Sex gap in plant-based health benefits
Diets high in animal products are known to increase the risk of heart disease, diabetes, and certain cancers. In this study, researchers estimated that if half of the red and processed meat in a person’s diet was replaced with plant protein foods, they could live on average, nearly nine months longer, stemming from a reduced risk of chronic disease.

When broken down by sex, males stand to gain more by making the switch, with the gain in life expectancy doubling that for females. In contrast, partially replacing dairy with plant protein foods led to smaller gains in life expectancy and was accompanied by a trade-off: an increased calcium inadequacy by up to 14%.
“I hope our findings will help consumers make healthier and more sustainable food choices and inform future food policy in Canada,” says senior author Sergio Burgos, Associate Professor in McGill’s Department of Animal Science and scientist at the Research Institute of McGill University Health Centre.

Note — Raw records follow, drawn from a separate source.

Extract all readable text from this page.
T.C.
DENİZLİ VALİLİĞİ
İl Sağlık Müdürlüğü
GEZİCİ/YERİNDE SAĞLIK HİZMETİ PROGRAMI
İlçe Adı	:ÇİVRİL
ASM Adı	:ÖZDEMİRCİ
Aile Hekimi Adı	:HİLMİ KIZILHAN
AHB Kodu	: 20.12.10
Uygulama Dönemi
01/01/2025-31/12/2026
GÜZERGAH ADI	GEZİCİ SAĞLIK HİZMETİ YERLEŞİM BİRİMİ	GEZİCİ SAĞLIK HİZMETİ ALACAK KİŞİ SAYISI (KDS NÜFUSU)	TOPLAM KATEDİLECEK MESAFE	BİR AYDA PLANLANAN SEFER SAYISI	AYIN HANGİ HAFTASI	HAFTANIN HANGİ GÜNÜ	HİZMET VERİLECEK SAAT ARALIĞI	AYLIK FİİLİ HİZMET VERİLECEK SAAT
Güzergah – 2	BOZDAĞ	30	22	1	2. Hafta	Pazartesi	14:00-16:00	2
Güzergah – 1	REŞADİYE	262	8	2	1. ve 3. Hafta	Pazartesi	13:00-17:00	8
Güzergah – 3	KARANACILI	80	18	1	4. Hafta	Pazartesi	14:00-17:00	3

As more people seek sustainable and health-conscious diets, the study’s findings serve as a guide, empowering individuals to make informed choices that benefit both personal well-being and the planet.
“Increasing the consumption of plant-based foods alongside reductions in red and processed meat would have considerable benefits for health and the environment and would involve relatively small changes in diets for most people in Canada,”says Patricia Eustachio Colombo, co-author and Honorary Research Fellow at the London School of Hygiene & Tropical Medicine’s Centre on Climate Change & Planetary Health.
About the study
“Partial substitutions of animal with plant protein foods in Canadian diets have synergies and trade-offs among nutrition, health and climate outcomes” by O. Auclair et al. was published in Nature Food.